Dentro tale polarizzazione era quasi ovvio che le sue parole fossero elevate come bandiera della parte opposta, la sinistra.

Ovvio che nella visione di destra e nella sua propaganda quotidiana sui giornali, sui media locali e sul fronte diplomatico, egli fosse presentato come ‘utile idiota’ della parte avversa, ma anche direttamente come ‘comunista’, con tutto ciò che ne seguiva per l’uso del termine, in quel periodo infuocato della storia latino-americana.

Sostanzialmente era considerato a destra e dintorni un venduto e un traditore della fede cattolica. Ciò che altrettanto non si diceva era quanto fossero cristiani e cattolici i metodi e le forme di potere esercitati da coloro che ufficialmente si pretendevano credenti lealisti. Ma essi si ostentavano appunto come paladini della fede e in ciò legittimati alla violenza, tanto era il pericolo.

Come spesso accadde e accade, il fine nobile non solo giustifica, ma santifica mezzi per quanto perversi essi siano; anzi, li rende santi. 

Cosa non avvenne in questa logica a quel tempo!

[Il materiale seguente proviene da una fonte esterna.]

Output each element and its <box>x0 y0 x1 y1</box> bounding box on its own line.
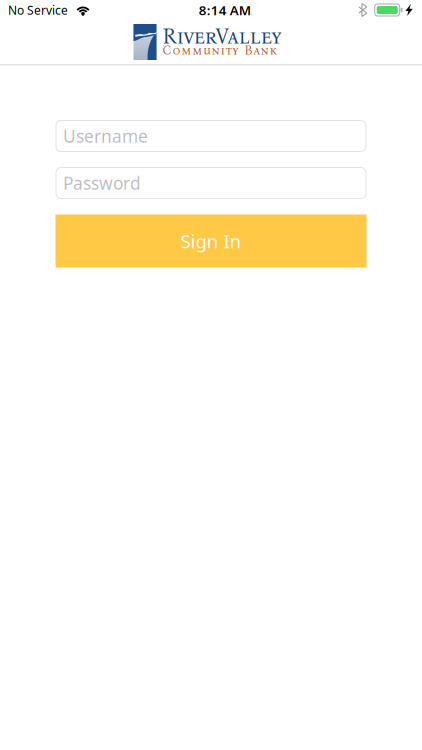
staticText: Username <box>63 124 148 148</box>
staticText: 8:14 AM <box>199 1 251 19</box>
button[interactable]: Sign In <box>56 214 366 268</box>
staticText: RiverValley <box>162 24 282 49</box>
staticText: No Service <box>8 2 68 18</box>
staticText: Sign In <box>180 229 242 253</box>
staticText: Community Bank <box>162 43 276 58</box>
button[interactable]: Password <box>56 168 366 198</box>
staticText: Password <box>63 172 141 194</box>
button[interactable]: Username <box>56 120 366 152</box>
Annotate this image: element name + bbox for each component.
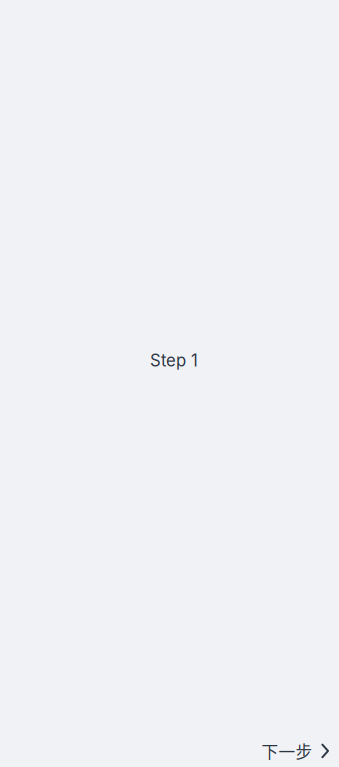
button[interactable]: 下一步 [249, 731, 337, 767]
staticText: 下一步 [261, 739, 312, 763]
staticText: Step 1 [150, 350, 198, 370]
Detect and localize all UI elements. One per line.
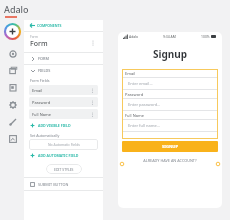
staticText: SUBMIT BUTTON	[38, 182, 69, 187]
button[interactable]: Add	[4, 23, 21, 40]
staticText: No Automatic Fields	[48, 142, 80, 147]
button[interactable]: Analytics	[4, 130, 21, 147]
button[interactable]: Enter password...	[122, 99, 218, 110]
staticText: ALREADY HAVE AN ACCOUNT?	[143, 158, 197, 163]
staticText: Enter email...	[128, 81, 153, 86]
staticText: Password	[32, 100, 90, 105]
staticText: FORM	[38, 56, 49, 61]
staticText: Form	[30, 35, 38, 39]
staticText: Signup	[153, 47, 188, 61]
staticText: SIGNUP	[162, 144, 179, 150]
staticText: Form Fields	[30, 78, 50, 83]
button[interactable]: ADD AUTOMATIC FIELD	[24, 150, 103, 161]
button[interactable]: FIELDS	[24, 65, 103, 76]
staticText: EDIT STYLES	[54, 167, 74, 172]
staticText: FIELDS	[38, 68, 51, 73]
staticText: ADD AUTOMATIC FIELD	[38, 153, 79, 158]
button[interactable]: FORM	[24, 53, 103, 64]
button[interactable]: ADD VISIBLE FIELD	[24, 120, 103, 131]
staticText: Enter full name...	[128, 123, 160, 128]
button[interactable]: Enter email...	[122, 78, 218, 89]
staticText: 9:34 AM	[163, 34, 176, 39]
button[interactable]: Screens	[4, 62, 21, 79]
button[interactable]: Components	[4, 45, 21, 62]
button[interactable]: ALREADY HAVE AN ACCOUNT?	[118, 158, 222, 163]
staticText: Set Automatically	[30, 133, 60, 138]
staticText: 100%	[201, 34, 210, 39]
button[interactable]: Email	[29, 85, 98, 95]
staticText: COMPONENTS	[37, 23, 62, 28]
button[interactable]: SUBMIT BUTTON	[24, 178, 103, 190]
button[interactable]: No Automatic Fields	[29, 139, 98, 150]
staticText: Full Name	[125, 113, 144, 118]
button[interactable]: Enter full name...	[122, 120, 218, 131]
staticText: Password	[125, 92, 144, 97]
staticText: Enter password...	[128, 102, 161, 107]
button[interactable]: Design	[4, 113, 21, 130]
staticText: Adalo	[129, 34, 139, 39]
button[interactable]: More options	[88, 38, 97, 47]
staticText: Adalo	[4, 3, 29, 15]
staticText: Email	[125, 71, 136, 76]
button[interactable]: COMPONENTS	[24, 20, 103, 31]
button[interactable]: Database	[4, 79, 21, 96]
staticText: Full Name	[32, 112, 90, 117]
button[interactable]: Full Name	[29, 109, 98, 119]
staticText: ADD VISIBLE FIELD	[38, 123, 71, 128]
staticText: Email	[32, 88, 90, 93]
button[interactable]: Settings	[4, 96, 21, 113]
staticText: Form	[30, 39, 48, 49]
button[interactable]: EDIT STYLES	[46, 164, 82, 174]
button[interactable]: SIGNUP	[122, 141, 218, 152]
button[interactable]: Password	[29, 97, 98, 107]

Un discorso analogo, sulla sponda opposta, deve essere fatto per l’uso ideologico di Romero da parte soprattutto di alcune componenti radicali della sinistra. Questo, peraltro, era consuetudine largamente diffusa all’interno in particolare delle ispirazioni di vario marxismo che dominavano a sinistra.

Sia Romero, sia poi il suo successore, Rivera Damas, l’unico in certi momenti critici che sostenne Romero dentro la Conferenza Episcopale, erano consapevoli dell’uso ideologico di cui erano oggetto. Ritenevano, però, che le violazioni degli elementari diritti umani fossero una causa preminente rispetto a tutte le strumentalizzazioni.

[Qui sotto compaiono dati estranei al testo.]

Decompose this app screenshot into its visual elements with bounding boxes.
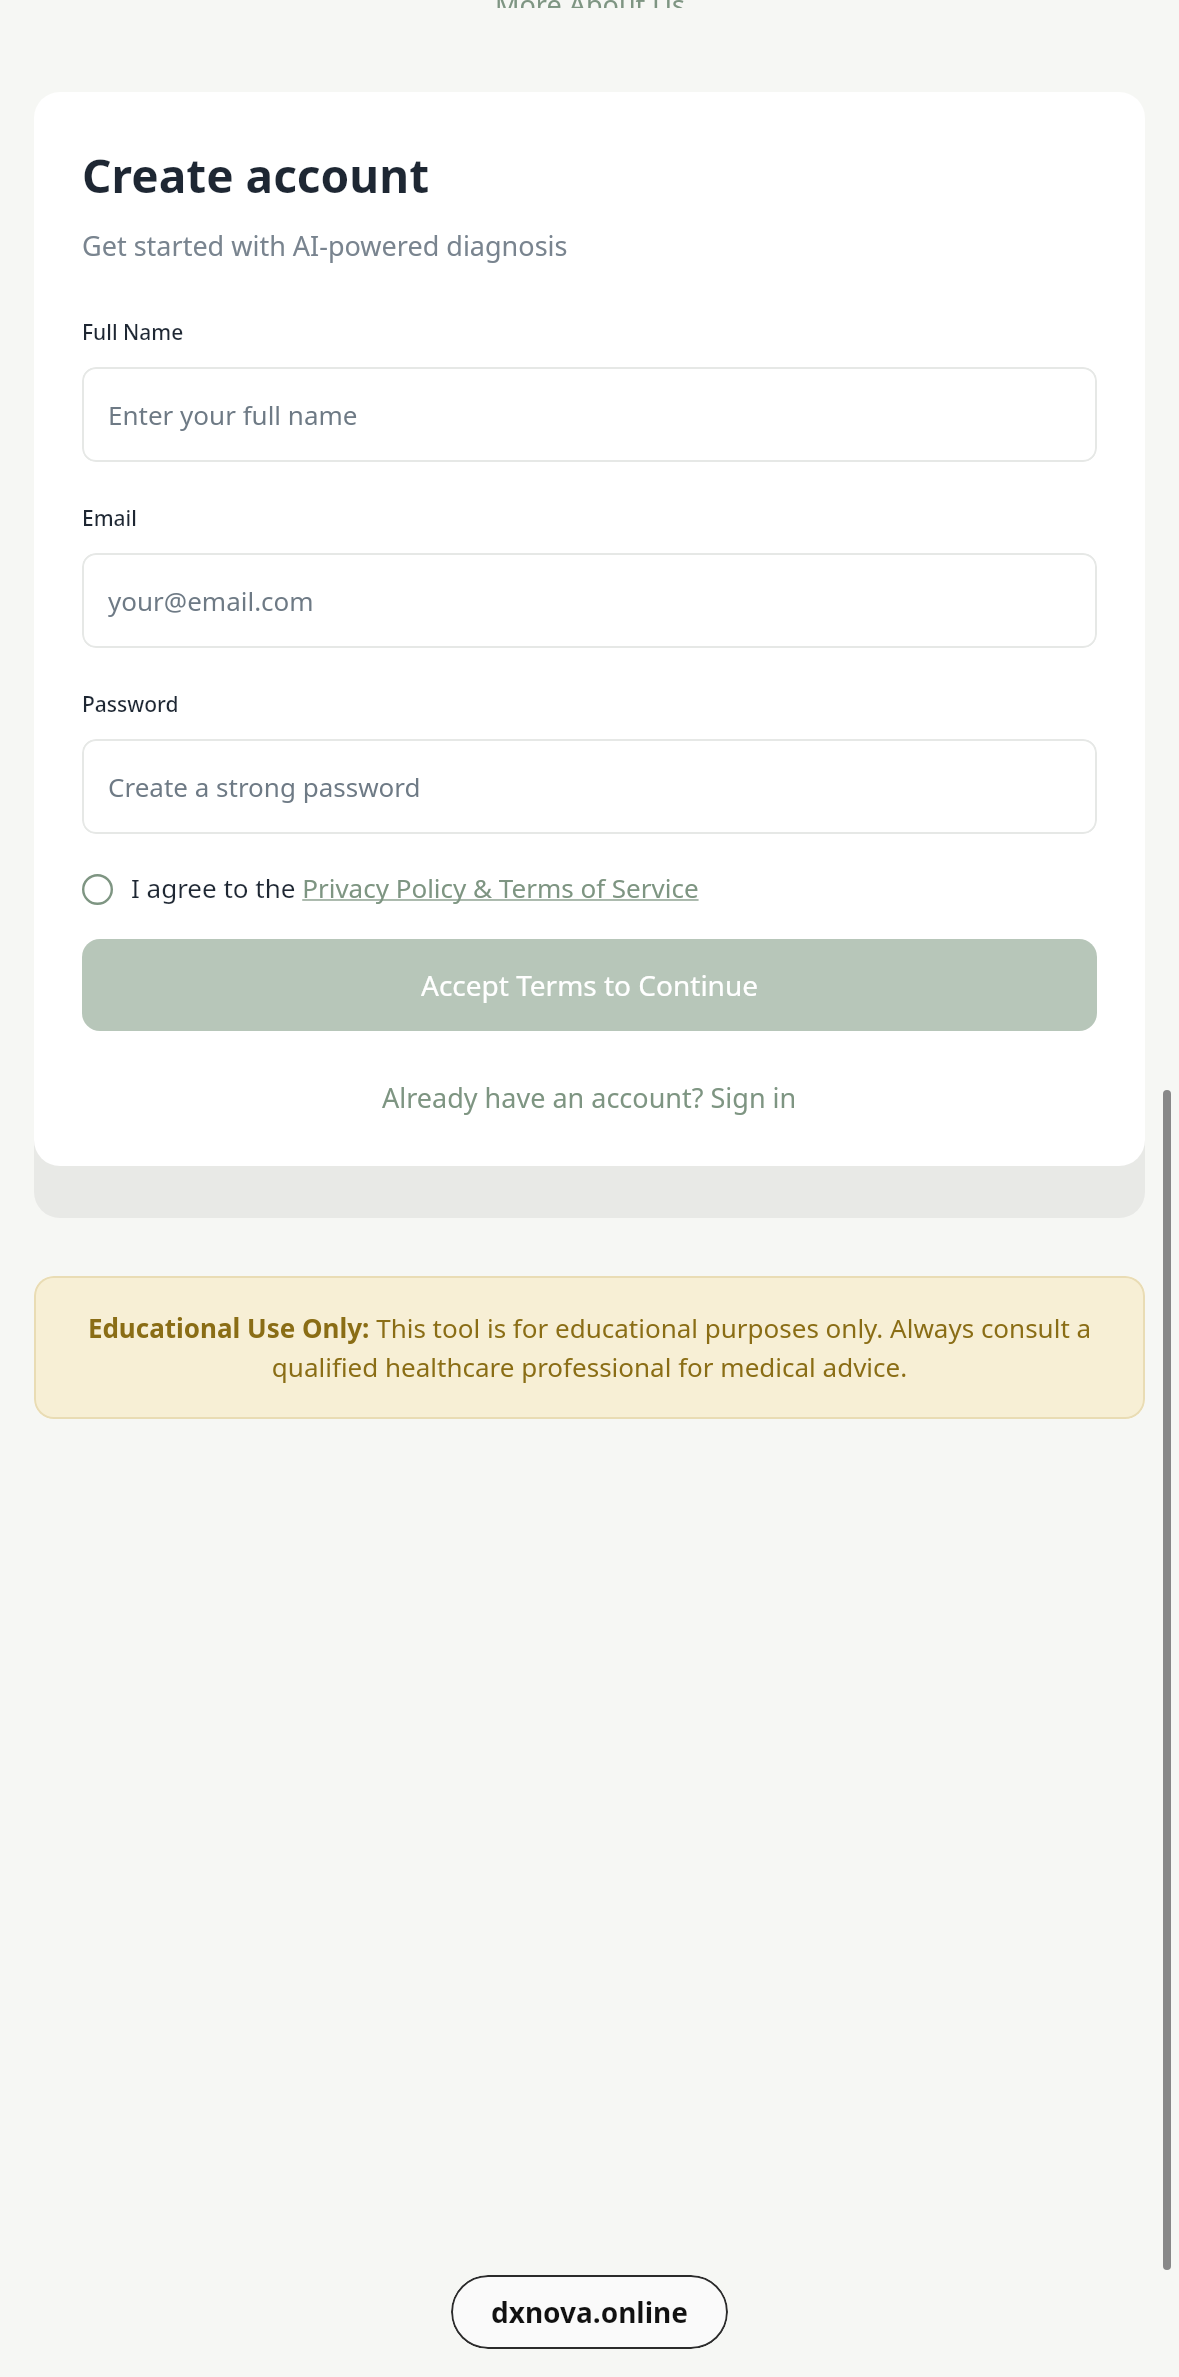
button[interactable]: Create a strong password (82, 739, 1097, 834)
staticText: Email (82, 504, 137, 533)
button[interactable]: Enter your full name (82, 367, 1097, 462)
staticText: Already have an account? Sign in (382, 1079, 797, 1116)
staticText: Educational Use Only: This tool is for e… (82, 1310, 1097, 1385)
staticText: Accept Terms to Continue (421, 966, 759, 1004)
staticText: your@email.com (108, 583, 314, 618)
button[interactable]: Agree to terms checkbox (82, 870, 1097, 905)
button[interactable]: More About Us (491, 0, 689, 8)
staticText: Enter your full name (108, 397, 358, 432)
staticText: Get started with AI-powered diagnosis (82, 227, 568, 264)
staticText: More About Us (495, 0, 685, 8)
staticText: Create a strong password (108, 769, 421, 804)
staticText: I agree to the Privacy Policy & Terms of… (131, 870, 699, 905)
other: Agree to terms checkbox (82, 874, 113, 905)
staticText: dxnova.online (491, 2293, 688, 2331)
staticText: Create account (82, 144, 430, 207)
button[interactable]: Already have an account? Sign in (374, 1071, 805, 1124)
staticText: Password (82, 690, 179, 719)
button[interactable]: Accept Terms to Continue (82, 939, 1097, 1031)
button[interactable]: your@email.com (82, 553, 1097, 648)
staticText: Full Name (82, 318, 184, 347)
button[interactable]: dxnova.online (451, 2275, 728, 2349)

Infatti, in mezzo c’era la popolazione, il soggetto principale della profezia e della cura di Romero. Il volto degli indifesi e dei senza volto come scelta preferenziale, rispetto a cui la voce forte dei potenti vale di meno. E questo popolo con quale intensità si è tenuto vicino al suo vescovo, rischiando in molte occasioni direttamente la vita per essergli intorno (lui minacciato di morte) nelle sue visite pastorali, in duomo durante omelie di ferma e puntuale denuncia delle sopraffazioni.

In gioco era la vita ogni momento per chi era semplicemente presente.

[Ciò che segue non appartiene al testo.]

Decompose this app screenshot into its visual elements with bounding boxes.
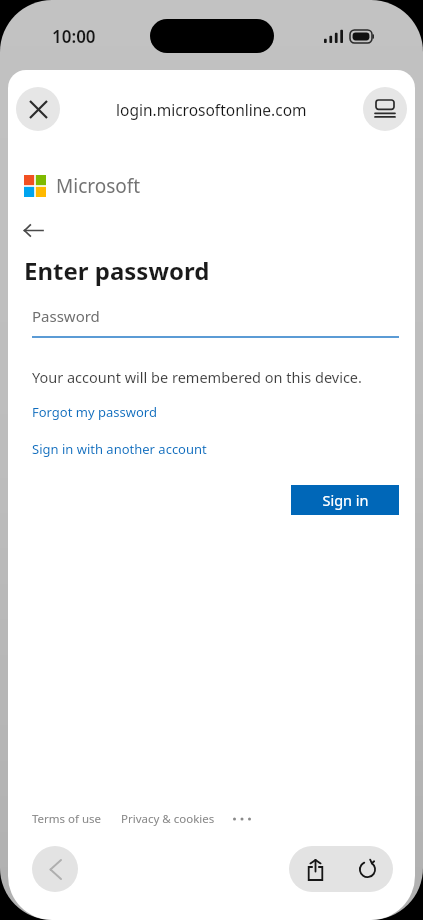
- button[interactable]: Password: [32, 306, 399, 338]
- staticText: login.microsoftonline.com: [116, 99, 307, 120]
- button[interactable]: More options: [231, 810, 253, 828]
- staticText: Enter password: [24, 254, 210, 287]
- staticText: Microsoft: [56, 173, 141, 199]
- button[interactable]: Back: [24, 217, 58, 243]
- button[interactable]: Forgot my password: [32, 403, 157, 421]
- button[interactable]: Close: [16, 87, 60, 131]
- button[interactable]: Back: [32, 846, 78, 892]
- staticText: 10:00: [52, 25, 96, 48]
- staticText: Password: [32, 306, 100, 326]
- button[interactable]: Sign in with another account: [32, 440, 207, 458]
- staticText: Your account will be remembered on this …: [32, 367, 362, 387]
- button[interactable]: Privacy & cookies: [121, 811, 215, 827]
- button[interactable]: Terms of use: [32, 811, 102, 827]
- staticText: Sign in: [322, 490, 369, 510]
- button[interactable]: Page settings: [363, 87, 407, 131]
- button[interactable]: Sign in: [291, 485, 399, 515]
- button[interactable]: Reload: [341, 846, 393, 892]
- button[interactable]: Share: [289, 846, 341, 892]
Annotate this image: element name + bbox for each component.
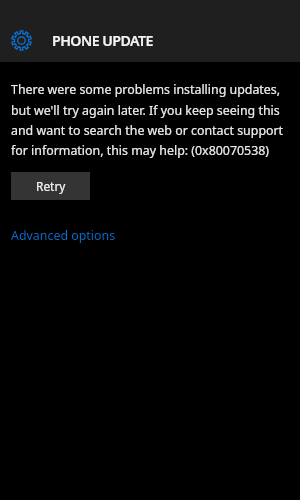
staticText: Advanced options <box>11 227 116 244</box>
button[interactable]: Retry <box>11 172 90 200</box>
staticText: There were some problems installing upda… <box>11 81 295 158</box>
staticText: Retry <box>36 178 66 194</box>
staticText: PHONE UPDATE <box>52 31 153 50</box>
other: Settings <box>11 30 32 51</box>
button[interactable]: Advanced options <box>11 227 116 244</box>
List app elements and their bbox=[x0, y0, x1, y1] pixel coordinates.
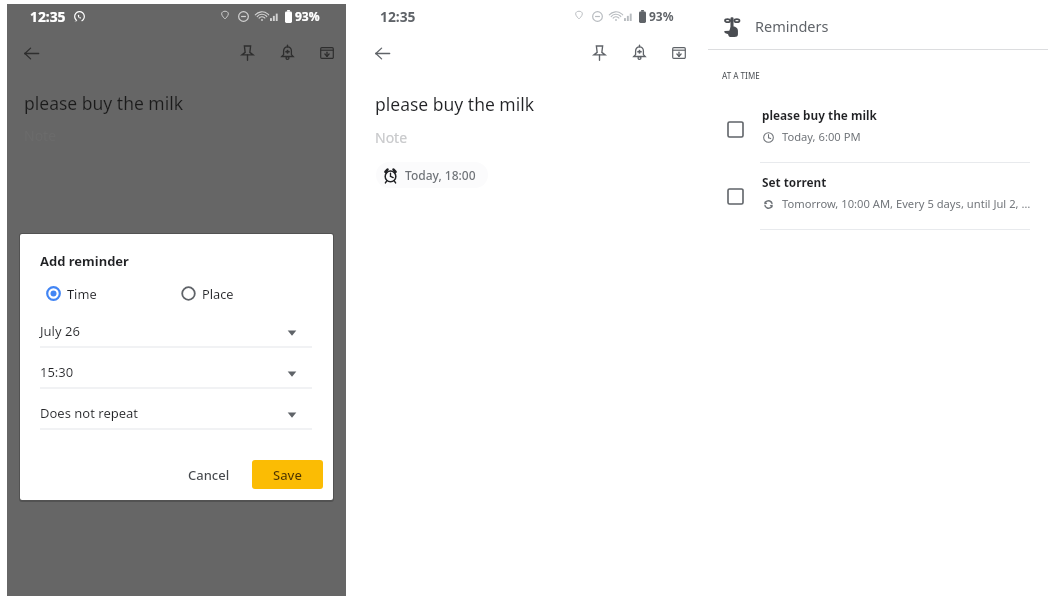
button[interactable]: Archive bbox=[313, 39, 341, 67]
staticText: AT A TIME bbox=[722, 70, 760, 81]
staticText: 93% bbox=[649, 8, 674, 24]
button[interactable]: Set torrent bbox=[708, 174, 1048, 229]
button[interactable]: Add reminder bbox=[625, 39, 653, 67]
button[interactable]: Cancel bbox=[177, 460, 241, 489]
button[interactable]: Save bbox=[252, 460, 323, 489]
staticText: 12:35 bbox=[30, 7, 66, 26]
staticText: Note bbox=[375, 128, 408, 147]
button[interactable]: July 26 bbox=[40, 320, 312, 347]
staticText: 12:35 bbox=[380, 7, 416, 26]
staticText: Tomorrow, 10:00 AM, Every 5 days, until … bbox=[782, 196, 1031, 211]
staticText: please buy the milk bbox=[24, 91, 184, 115]
staticText: Today, 18:00 bbox=[405, 167, 476, 183]
staticText: please buy the milk bbox=[762, 107, 877, 123]
staticText: Time bbox=[67, 285, 97, 302]
staticText: Place bbox=[202, 285, 234, 302]
staticText: July 26 bbox=[40, 322, 80, 340]
button[interactable]: Place bbox=[181, 281, 234, 305]
button[interactable]: Back bbox=[16, 38, 46, 68]
staticText: Reminders bbox=[755, 16, 829, 36]
button[interactable]: Pin note bbox=[233, 39, 261, 67]
staticText: Save bbox=[273, 466, 302, 484]
button[interactable]: Pin note bbox=[585, 39, 613, 67]
button[interactable]: 15:30 bbox=[40, 361, 312, 388]
staticText: Today, 6:00 PM bbox=[782, 129, 861, 144]
staticText: 93% bbox=[295, 8, 320, 24]
staticText: Set torrent bbox=[762, 174, 827, 190]
button[interactable]: Reminders bbox=[708, 5, 1008, 47]
button[interactable]: Does not repeat bbox=[40, 402, 312, 429]
button[interactable]: Add reminder bbox=[273, 39, 301, 67]
staticText: Cancel bbox=[188, 466, 230, 484]
button[interactable]: please buy the milk bbox=[708, 107, 1048, 162]
button[interactable]: Time bbox=[46, 281, 97, 305]
staticText: Does not repeat bbox=[40, 404, 139, 422]
button[interactable]: Back bbox=[367, 38, 397, 68]
button[interactable]: Today, 18:00 bbox=[376, 162, 488, 188]
staticText: Add reminder bbox=[40, 252, 129, 270]
staticText: please buy the milk bbox=[375, 92, 535, 116]
button[interactable]: Archive bbox=[665, 39, 693, 67]
staticText: 15:30 bbox=[40, 363, 74, 381]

E poi in massa ai funerali, quando il conto delle vittime fu particolarmente reale e alto. E ancora nella cura della sua tomba, al lato dell’altare, con una vicinanza costante di preghiera, di fiori, di dialogo, di piccoli doni. Fino a quando non fu relegato nei locali sotterranei.

Ma questa è un’altra storia. O, meglio, una storia che dice e ripete molte cose, solo cambiando lingua, fino ad oggi.

Tornando allo spicchio di visuale torinese, il secondo anniversario della morte di Romero fu celebrato con una presenza del tutto particolare, sempre in una chiesa della prima periferia, anche se al polo opposto della città.

Per l’occasione era presente uno dei sacerdoti più in vista del Salvador in quel tempo e anche uno dei più discussi.

Si trattava di don Plácido Erdozain, sacerdote basco, leader allora della ‘Iglesia Popular’, la componente più radicale di collateralismo alla visione rivoluzionaria di sinistra.

Il suo libro ‘Mons. Romero, martire della Chiesa’, pubblicato nel 1983, parla apertamente di lui in termini di martirio, lascia chiaramente intendere quanto intensa fosse la polarizzazione ideologica intorno alla figura dell’arcivescovo.

Lo si capì quella sera a Torino dalle sue parole e lo si leggeva anche sul volto di una parte di coloro che affollavano la chiesa, idealmente piuttosto collaterali a scelte politiche che al discorso religioso, al quale si prestava un ascolto troppo funzionale.

Tant’è. Non finiva tutto lì, comunque.

Ci voleva un Papa come Francesco che all’epoca non si fosse trovato così addentro a quelle polarizzazioni e, nello stesso tempo, non avesse bisogno che qualcuno gli spiegasse che cosa significava la posta in gioco della fede in simili contesti, ben oltre le momentanee strumentalizzazioni ideologiche; ci voleva un Papa così per riprendere quella parola ‘martirio’ con coraggio e decisione, lasciando fuori campo protagonisti con fini e interessi prevalentemente di altra natura.